Sepuluh Tahun Tidak Aktif, Bajak Laut Somalia Muncul Lagi, Ancam Pelayaran Global

| Jum'at, 22/03/2024 12:05 WIB
Sepuluh Tahun Tidak Aktif, Bajak Laut Somalia Muncul Lagi, Ancam Pelayaran Global Kapal General Cargo PEGASUS 01 membongkar muatan di Pelabuhan Bosaso, di wilayah semi-otonom Puntland, Somalia 28 Januari 2024. REUTERS

MOGADISHU - Saat sebuah speed boat yang membawa lebih dari selusin perompak Somalia mendekati posisi mereka di Samudera Hindia bagian barat, awak kapal curah milik Bangladesh mengirimkan sinyal bahaya dan menelepon hotline darurat.

Tidak ada yang mencapai mereka tepat waktu. Para perompak menaiki kapal Abdullah, melepaskan tembakan peringatan dan menyandera kapten serta perwira kedua, kata Kepala Perwira Atiq Ullah Khan dalam pesan audio kepada pemilik kapal.

“Dengan izin Allah, sejauh ini tidak ada seorang pun yang dirugikan,” kata Khan dalam pesan tersebut, yang direkam sebelum para perompak mengambil telepon awak kapal.

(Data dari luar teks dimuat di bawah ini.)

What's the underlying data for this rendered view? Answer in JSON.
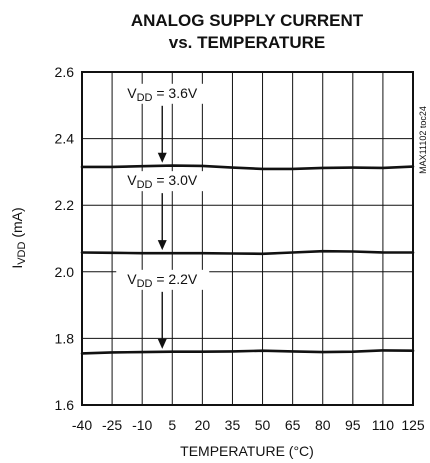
{
  "chart_data": {
    "type": "line",
    "title": [
      "ANALOG SUPPLY CURRENT",
      "vs. TEMPERATURE"
    ],
    "xlabel": "TEMPERATURE (°C)",
    "ylabel": {
      "main": "I",
      "sub": "VDD",
      "suffix": " (mA)"
    },
    "xlim": [
      -40,
      125
    ],
    "ylim": [
      1.6,
      2.6
    ],
    "xticks": [
      -40,
      -25,
      -10,
      5,
      20,
      35,
      50,
      65,
      80,
      95,
      110,
      125
    ],
    "yticks": [
      1.6,
      1.8,
      2.0,
      2.2,
      2.4,
      2.6
    ],
    "ytick_labels": [
      "1.6",
      "1.8",
      "2.0",
      "2.2",
      "2.4",
      "2.6"
    ],
    "grid": true,
    "series": [
      {
        "name": "VDD = 3.6V",
        "x": [
          -40,
          -25,
          -10,
          5,
          20,
          35,
          50,
          65,
          80,
          95,
          110,
          125
        ],
        "y": [
          2.315,
          2.315,
          2.317,
          2.319,
          2.318,
          2.313,
          2.309,
          2.309,
          2.312,
          2.313,
          2.312,
          2.316
        ]
      },
      {
        "name": "VDD = 3.0V",
        "x": [
          -40,
          -25,
          -10,
          5,
          20,
          35,
          50,
          65,
          80,
          95,
          110,
          125
        ],
        "y": [
          2.058,
          2.057,
          2.056,
          2.056,
          2.056,
          2.055,
          2.054,
          2.058,
          2.062,
          2.061,
          2.058,
          2.058
        ]
      },
      {
        "name": "VDD = 2.2V",
        "x": [
          -40,
          -25,
          -10,
          5,
          20,
          35,
          50,
          65,
          80,
          95,
          110,
          125
        ],
        "y": [
          1.755,
          1.758,
          1.759,
          1.76,
          1.76,
          1.761,
          1.763,
          1.761,
          1.759,
          1.76,
          1.764,
          1.763
        ]
      }
    ],
    "annotations": [
      {
        "main": "V",
        "sub": "DD",
        "rest": " = 3.6V",
        "arrow_x": 0
      },
      {
        "main": "V",
        "sub": "DD",
        "rest": " = 3.0V",
        "arrow_x": 0
      },
      {
        "main": "V",
        "sub": "DD",
        "rest": " = 2.2V",
        "arrow_x": 0
      }
    ],
    "side_code": "MAX11102 toc24"
  }
}
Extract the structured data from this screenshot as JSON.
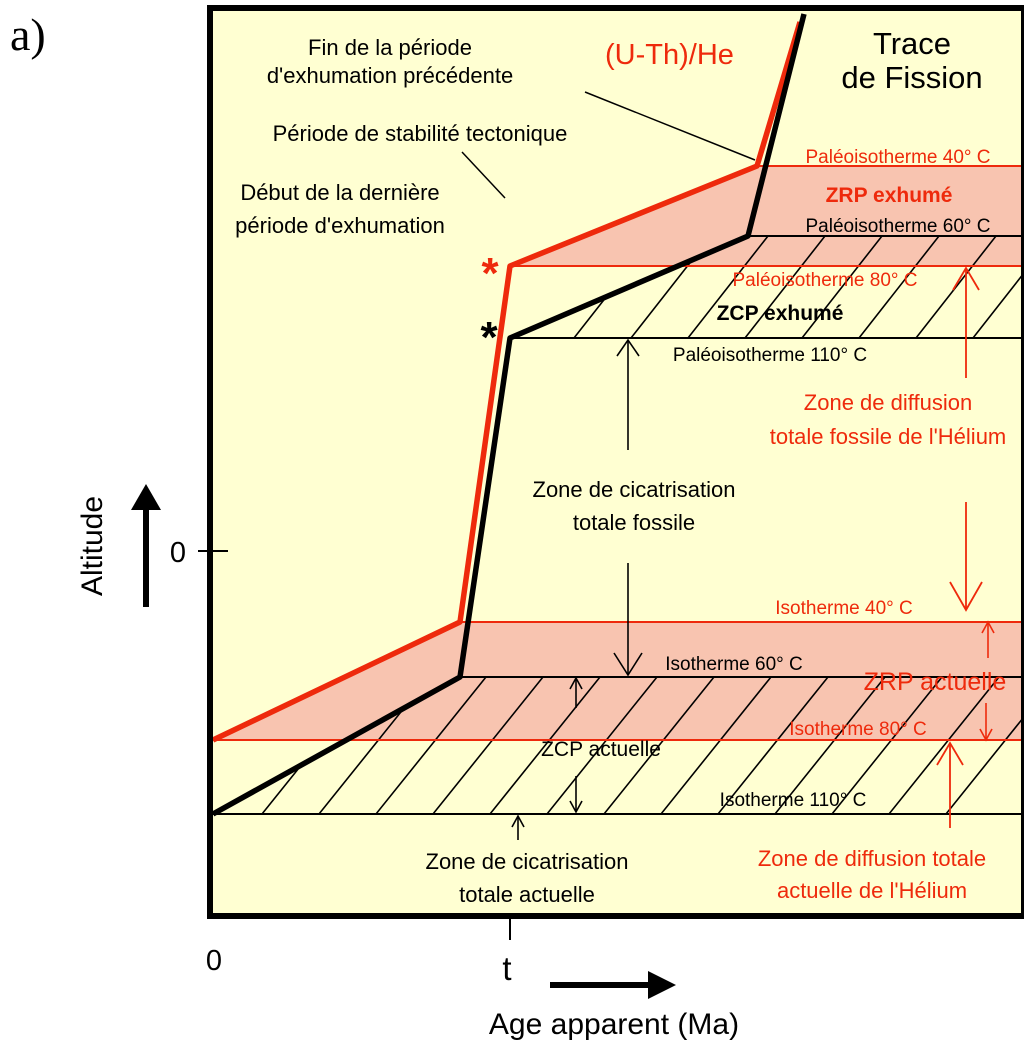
{
  "panel_label": "a)",
  "curves": {
    "uthhe": "(U-Th)/He",
    "ft_line1": "Trace",
    "ft_line2": "de Fission"
  },
  "annotations": {
    "fin_line1": "Fin de la période",
    "fin_line2": "d'exhumation précédente",
    "stabilite": "Période de stabilité tectonique",
    "debut_line1": "Début de la dernière",
    "debut_line2": "période d'exhumation",
    "star": "*"
  },
  "isotherms": {
    "paleo40": "Paléoisotherme 40° C",
    "zrp_exhume": "ZRP exhumé",
    "paleo60": "Paléoisotherme 60° C",
    "paleo80": "Paléoisotherme 80° C",
    "zcp_exhume": "ZCP exhumé",
    "paleo110": "Paléoisotherme 110° C",
    "iso40": "Isotherme 40° C",
    "iso60": "Isotherme 60° C",
    "zrp_actuelle": "ZRP actuelle",
    "iso80": "Isotherme 80° C",
    "zcp_actuelle": "ZCP actuelle",
    "iso110": "Isotherme 110° C"
  },
  "zones": {
    "diff_fossil_line1": "Zone de diffusion",
    "diff_fossil_line2": "totale fossile de l'Hélium",
    "cica_fossil_line1": "Zone de cicatrisation",
    "cica_fossil_line2": "totale fossile",
    "cica_actual_line1": "Zone de cicatrisation",
    "cica_actual_line2": "totale actuelle",
    "diff_actual_line1": "Zone de diffusion totale",
    "diff_actual_line2": "actuelle de l'Hélium"
  },
  "axes": {
    "y_label": "Altitude",
    "y_zero": "0",
    "x_zero": "0",
    "x_t": "t",
    "x_label": "Age apparent  (Ma)"
  },
  "colors": {
    "background": "#ffffd2",
    "zrp_fill": "#f8c4b0",
    "red": "#ee2a0c",
    "black": "#000000"
  }
}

Perusahaan membagikan rekaman tersebut kepada Reuters.

Seminggu kemudian, kapal Abdullah berlabuh di lepas pantai Somalia, menjadi korban terbaru dari kebangkitan kembali pembajakan yang menurut angkatan laut internasional telah berhasil mereka kendalikan.

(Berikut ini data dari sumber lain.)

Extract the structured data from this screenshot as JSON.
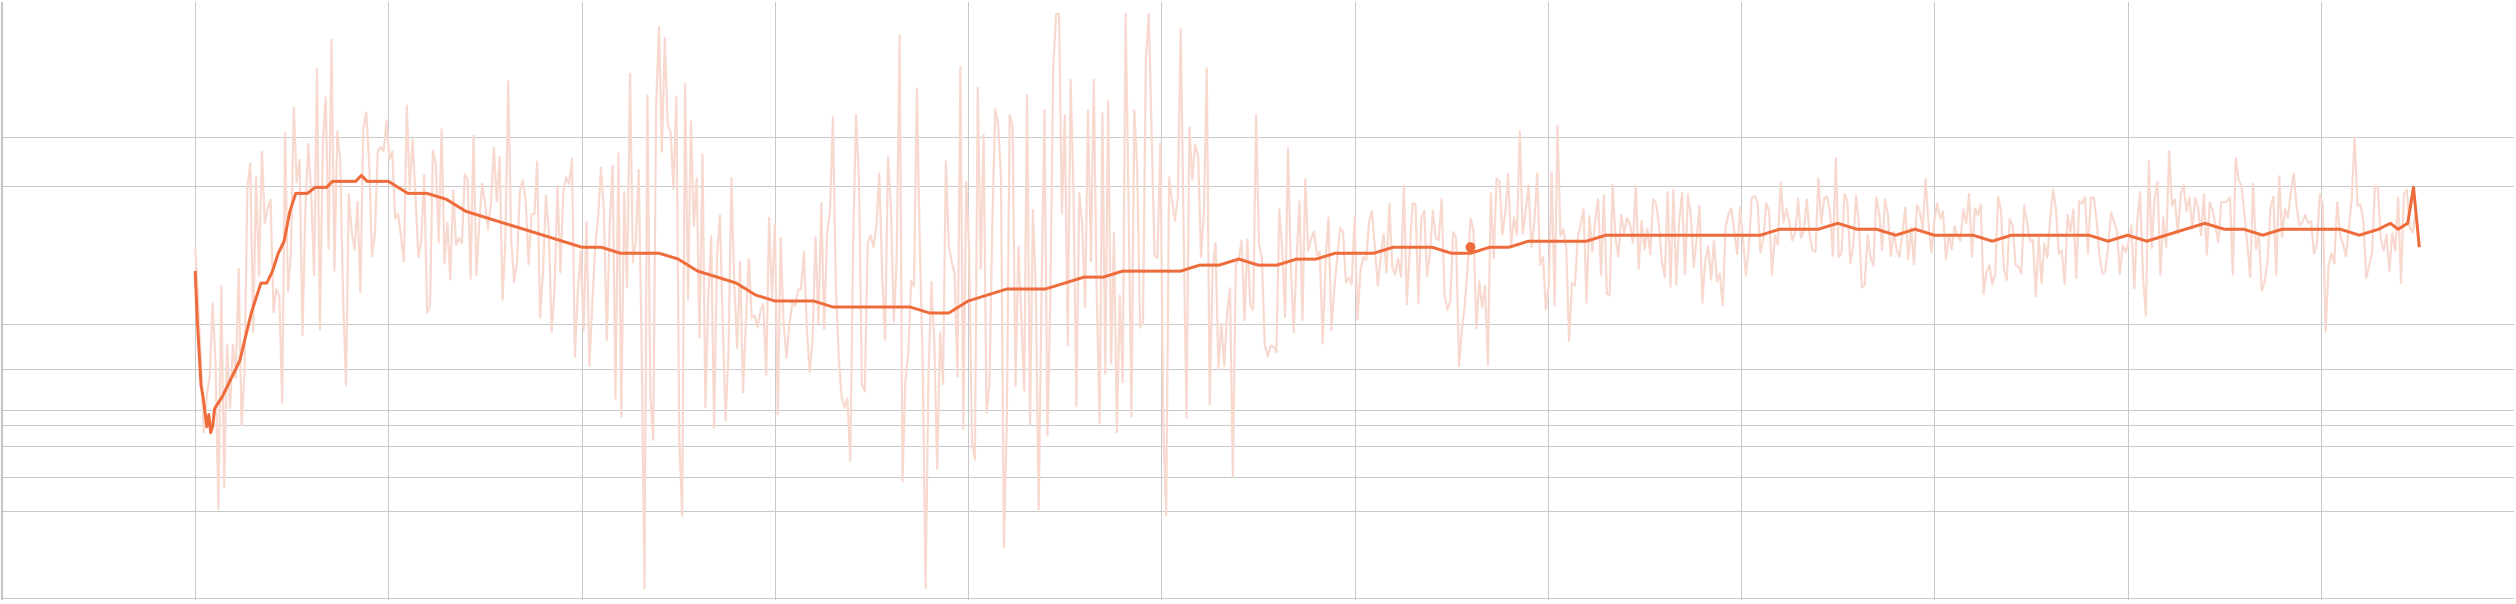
{
  "chart_data": {
    "type": "line",
    "title": "",
    "xlabel": "",
    "ylabel": "",
    "grid": true,
    "legend": "none",
    "xlim": [
      0,
      1300
    ],
    "ylim": [
      0,
      1
    ],
    "x_gridlines": [
      100,
      200,
      300,
      400,
      500,
      600,
      700,
      800,
      900,
      1000,
      1100,
      1200
    ],
    "y_gridlines": [
      0.003,
      0.148,
      0.206,
      0.258,
      0.293,
      0.318,
      0.387,
      0.461,
      0.693,
      0.774
    ],
    "series": [
      {
        "style": "raw",
        "color": "#f8d9cf",
        "x_start": 100,
        "x_end": 1250,
        "start_y": 0.4,
        "spike_points": [
          {
            "x": 102,
            "y": 0.47
          },
          {
            "x": 106,
            "y": 0.21
          },
          {
            "x": 112,
            "y": 0.05
          },
          {
            "x": 117,
            "y": 0.27
          },
          {
            "x": 130,
            "y": 0.79
          },
          {
            "x": 150,
            "y": 0.89
          },
          {
            "x": 175,
            "y": 0.91
          },
          {
            "x": 200,
            "y": 0.81
          },
          {
            "x": 240,
            "y": 0.74
          },
          {
            "x": 300,
            "y": 0.7
          },
          {
            "x": 339,
            "y": 0.97
          },
          {
            "x": 400,
            "y": 0.43
          },
          {
            "x": 470,
            "y": 0.21
          },
          {
            "x": 540,
            "y": 0.16
          },
          {
            "x": 650,
            "y": 0.42
          },
          {
            "x": 700,
            "y": 0.6
          },
          {
            "x": 800,
            "y": 0.68
          },
          {
            "x": 900,
            "y": 0.63
          },
          {
            "x": 1000,
            "y": 0.6
          },
          {
            "x": 1100,
            "y": 0.63
          },
          {
            "x": 1200,
            "y": 0.67
          },
          {
            "x": 1250,
            "y": 0.63
          }
        ]
      },
      {
        "style": "smoothed",
        "color": "#ee6b3b",
        "x": [
          100,
          101,
          103,
          104,
          106,
          107,
          108,
          109,
          110,
          112,
          114,
          117,
          120,
          123,
          126,
          129,
          131,
          134,
          137,
          140,
          143,
          146,
          149,
          152,
          155,
          158,
          162,
          165,
          168,
          171,
          174,
          177,
          180,
          183,
          186,
          189,
          195,
          200,
          205,
          210,
          215,
          220,
          230,
          240,
          250,
          260,
          270,
          280,
          290,
          300,
          310,
          320,
          330,
          340,
          350,
          360,
          370,
          380,
          390,
          400,
          410,
          420,
          430,
          440,
          450,
          460,
          470,
          480,
          490,
          500,
          510,
          520,
          530,
          540,
          550,
          560,
          570,
          580,
          590,
          600,
          610,
          620,
          630,
          640,
          650,
          660,
          670,
          680,
          690,
          700,
          710,
          720,
          730,
          740,
          750,
          760,
          770,
          780,
          790,
          800,
          810,
          820,
          830,
          840,
          850,
          860,
          870,
          880,
          890,
          900,
          910,
          920,
          930,
          940,
          950,
          960,
          970,
          980,
          990,
          1000,
          1010,
          1020,
          1030,
          1040,
          1050,
          1060,
          1070,
          1080,
          1090,
          1100,
          1110,
          1120,
          1130,
          1140,
          1150,
          1160,
          1170,
          1180,
          1190,
          1200,
          1210,
          1220,
          1230,
          1236,
          1240,
          1245,
          1248,
          1251
        ],
        "values": [
          0.55,
          0.47,
          0.36,
          0.34,
          0.29,
          0.31,
          0.28,
          0.29,
          0.32,
          0.33,
          0.34,
          0.36,
          0.38,
          0.4,
          0.44,
          0.48,
          0.5,
          0.53,
          0.53,
          0.55,
          0.58,
          0.6,
          0.65,
          0.68,
          0.68,
          0.68,
          0.69,
          0.69,
          0.69,
          0.7,
          0.7,
          0.7,
          0.7,
          0.7,
          0.71,
          0.7,
          0.7,
          0.7,
          0.69,
          0.68,
          0.68,
          0.68,
          0.67,
          0.65,
          0.64,
          0.63,
          0.62,
          0.61,
          0.6,
          0.59,
          0.59,
          0.58,
          0.58,
          0.58,
          0.57,
          0.55,
          0.54,
          0.53,
          0.51,
          0.5,
          0.5,
          0.5,
          0.49,
          0.49,
          0.49,
          0.49,
          0.49,
          0.48,
          0.48,
          0.5,
          0.51,
          0.52,
          0.52,
          0.52,
          0.53,
          0.54,
          0.54,
          0.55,
          0.55,
          0.55,
          0.55,
          0.56,
          0.56,
          0.57,
          0.56,
          0.56,
          0.57,
          0.57,
          0.58,
          0.58,
          0.58,
          0.59,
          0.59,
          0.59,
          0.58,
          0.58,
          0.59,
          0.59,
          0.6,
          0.6,
          0.6,
          0.6,
          0.61,
          0.61,
          0.61,
          0.61,
          0.61,
          0.61,
          0.61,
          0.61,
          0.61,
          0.62,
          0.62,
          0.62,
          0.63,
          0.62,
          0.62,
          0.61,
          0.62,
          0.61,
          0.61,
          0.61,
          0.6,
          0.61,
          0.61,
          0.61,
          0.61,
          0.61,
          0.6,
          0.61,
          0.6,
          0.61,
          0.62,
          0.63,
          0.62,
          0.62,
          0.61,
          0.62,
          0.62,
          0.62,
          0.62,
          0.61,
          0.62,
          0.63,
          0.62,
          0.63,
          0.69,
          0.59
        ],
        "marker": {
          "x": 760,
          "y": 0.59
        }
      }
    ]
  }
}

Penggerebekan tersebut menambah risiko dan biaya bagi perusahaan pelayaran yang juga harus menghadapi serangan drone dan rudal yang berulang kali dilakukan oleh milisi Houthi Yaman di Laut Merah dan perairan terdekat lainnya.

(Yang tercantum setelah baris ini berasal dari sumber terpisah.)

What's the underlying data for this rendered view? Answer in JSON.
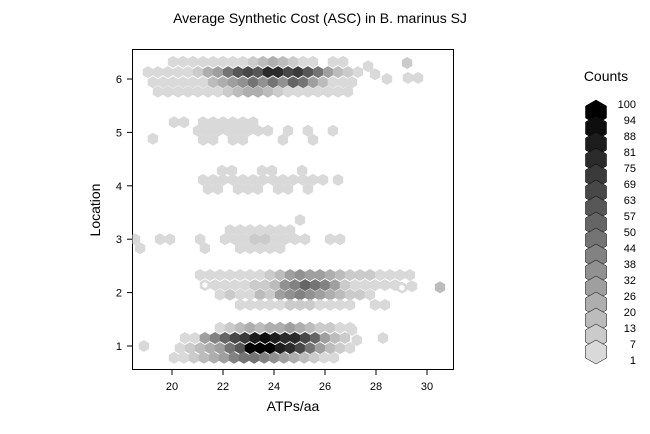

Lebih dari 20 percobaan pembajakan sejak bulan November telah menaikkan harga penjaga keamanan bersenjata dan perlindungan asuransi serta meningkatkan kemungkinan pembayaran uang tebusan, menurut lima perwakilan industri.

Dua anggota geng Somalia mengatakan kepada Reuters bahwa mereka memanfaatkan gangguan yang diberikan oleh serangan Houthi beberapa ratus mil laut ke utara untuk kembali melakukan pembajakan setelah tidak aktif selama hampir satu dekade.

“Mereka mengambil kesempatan ini karena angkatan laut internasional yang beroperasi di lepas pantai Somalia mengurangi operasi mereka,” kata seorang pemodal bajak laut yang dikenal dengan nama samaran Ismail Isse dan mengatakan dia membantu mendanai pembajakan kapal curah lainnya pada bulan Desember.

Dia berbicara kepada Reuters melalui telepon dari Hul Anod, daerah pesisir di wilayah semi-otonom Puntland di timur laut Somalia tempat kapal, Ruen, ditahan selama berminggu-minggu.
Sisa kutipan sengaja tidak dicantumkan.